As seen from the above, according to the shown embodiment of the present invention, the revision and setting of the capillary contact height after the replacement of the capillaries are conducted by the control section 30, such a benefit is realized that the manual work time during the capillary replacement is shortened as compared to the conventional art. This advantages yield a particularly large labor/time savings benefit when operating a plurality of wire bonding apparatuses simultaneously.

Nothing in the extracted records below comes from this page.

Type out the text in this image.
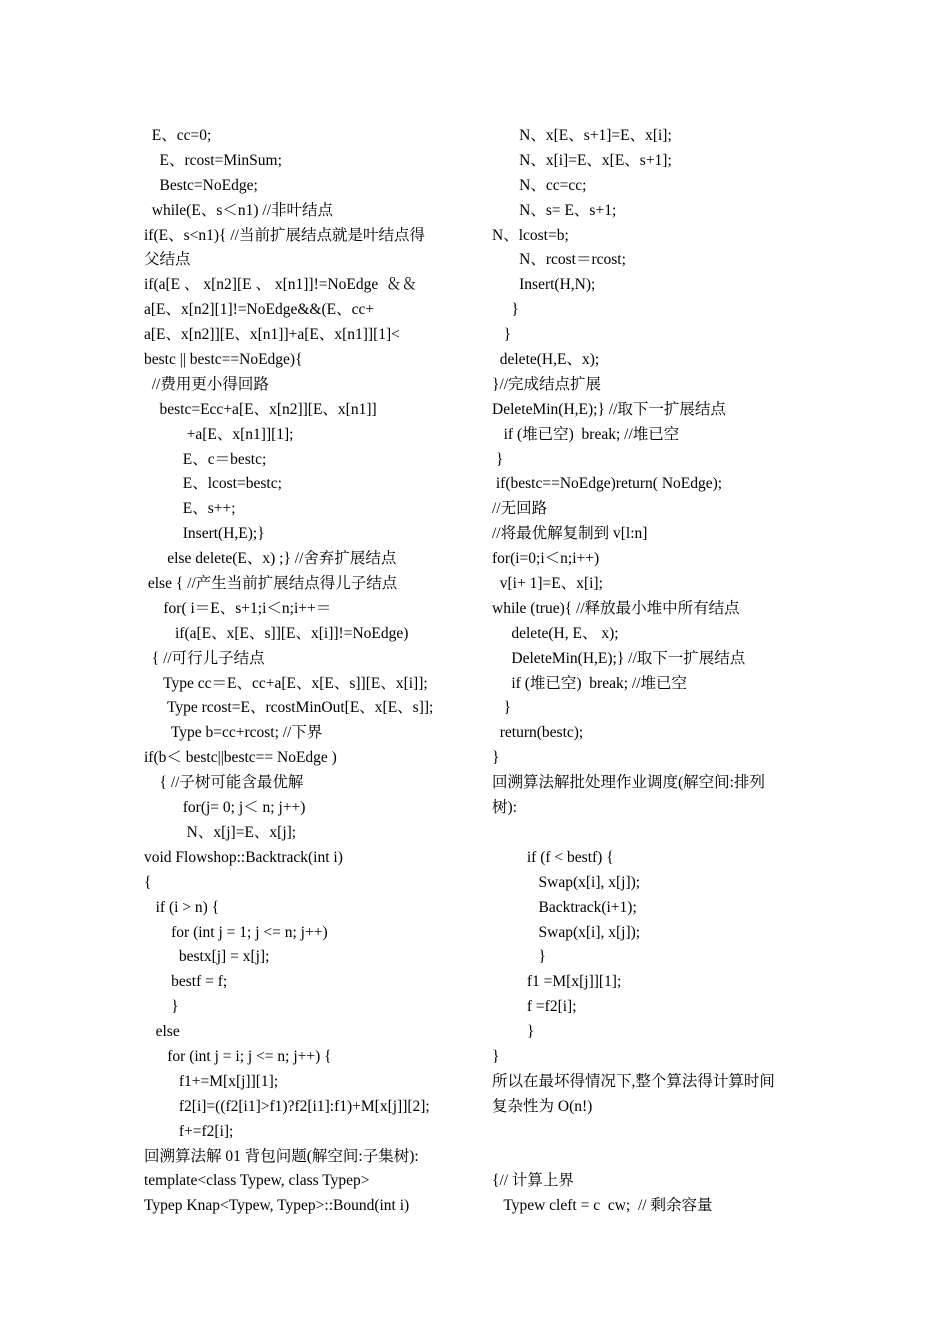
E、cc=0;
E、rcost=MinSum;
Bestc=NoEdge;
while(E、s＜n1) //非叶结点
if(E、s<n1){ //当前扩展结点就是叶结点得
父结点
if(a[E 、 x[n2][E 、 x[n1]]!=NoEdge  ＆＆
a[E、x[n2][1]!=NoEdge&&(E、cc+
a[E、x[n2]][E、x[n1]]+a[E、x[n1]][1]<
bestc || bestc==NoEdge){
//费用更小得回路
bestc=Ecc+a[E、x[n2]][E、x[n1]]
+a[E、x[n1]][1];
E、c＝bestc;
E、lcost=bestc;
E、s++;
Insert(H,E);}
else delete(E、x) ;} //舍弃扩展结点
else { //产生当前扩展结点得儿子结点
for( i＝E、s+1;i＜n;i++＝
if(a[E、x[E、s]][E、x[i]]!=NoEdge)
{ //可行儿子结点
Type cc＝E、cc+a[E、x[E、s]][E、x[i]];
Type rcost=E、rcostMinOut[E、x[E、s]];
Type b=cc+rcost; //下界
if(b＜ bestc||bestc== NoEdge )
{ //子树可能含最优解
for(j= 0; j＜ n; j++)
N、x[j]=E、x[j];
void Flowshop::Backtrack(int i)
{
if (i > n) {
for (int j = 1; j <= n; j++)
bestx[j] = x[j];
bestf = f;
}
else
for (int j = i; j <= n; j++) {
f1+=M[x[j]][1];
f2[i]=((f2[i1]>f1)?f2[i1]:f1)+M[x[j]][2];
f+=f2[i];
回溯算法解 01 背包问题(解空间:子集树):
template<class Typew, class Typep>
Typep Knap<Typew, Typep>::Bound(int i)
N、x[E、s+1]=E、x[i];
N、x[i]=E、x[E、s+1];
N、cc=cc;
N、s= E、s+1;
N、lcost=b;
N、rcost＝rcost;
Insert(H,N);
}
}
delete(H,E、x);
}//完成结点扩展
DeleteMin(H,E);} //取下一扩展结点
if (堆已空)  break; //堆已空
}
if(bestc==NoEdge)return( NoEdge);
//无回路
//将最优解复制到 v[l:n]
for(i=0;i＜n;i++)
v[i+ 1]=E、x[i];
while (true){ //释放最小堆中所有结点
delete(H, E、 x);
DeleteMin(H,E);} //取下一扩展结点
if (堆已空)  break; //堆已空
}
return(bestc);
}
回溯算法解批处理作业调度(解空间:排列
树):
if (f < bestf) {
Swap(x[i], x[j]);
Backtrack(i+1);
Swap(x[i], x[j]);
}
f1 =M[x[j]][1];
f =f2[i];
}
}
所以在最坏得情况下,整个算法得计算时间
复杂性为 O(n!)
{// 计算上界
Typew cleft = c  cw;  // 剩余容量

Furthermore, in the present invention, since it is not necessary to manually recognize the capillary contact position, human error can be prevented, and product quality can be enhanced.

Claims

1. A method for setting capillary contact position data for a capillary set for a particular contact position, said setting being performed at a time of replacing capillaries in a wire bonding apparatus, said method comprising the steps of:

obtaining a clearance difference between, in a vertical direction, a reference member and capillaries measured respectively before and after capillary replacement; and

setting post-replacement capillary contact position data based on pre-replacement capillary contact position data and said obtained clearance difference.

2. The method for setting capillary contact position data according to claim 1, wherein a measurement of said clearance difference between said capillary and said reference member is performed by:

an image capturing device for capturing an elevation image including said capillaries and said reference member; and

a clearance measuring means for processing said elevation images obtained by said image capturing device to measure a distance in a vertical direction between said tip ends of said capillaries and a tip end of said reference member.

3. The method for setting capillary contact position data according to claim 1, wherein said reference member is provided with one of an opposite surface and an opposite line, said one being parallel to tip end surfaces of said capillaries.

4. A wire bonding apparatus comprising:

a replaceable capillary set for a particular contact position;

a reference member provided in a predetermined position;

an image capturing device for capturing an elevation image including capillaries and said reference member;

a clearance measuring means for processing said elevation images obtained by said image capturing device to measure a distance in a vertical direction between said tip ends of said capillaries and a tip end of said reference member; and

a capillary contact position data setting means for setting post-replacement capillary contact position data, based on pre-replacement capillary contact position data and a clearance difference between, in said vertical direction, said reference member and said capillaries measured by said clearance measuring means before and after capillary replacement.

5. The wire bonding apparatus according to claim 4, wherein said reference member is provided with one of an opposite surface and an opposite line, said one being parallel to tip end surfaces of said capillaries.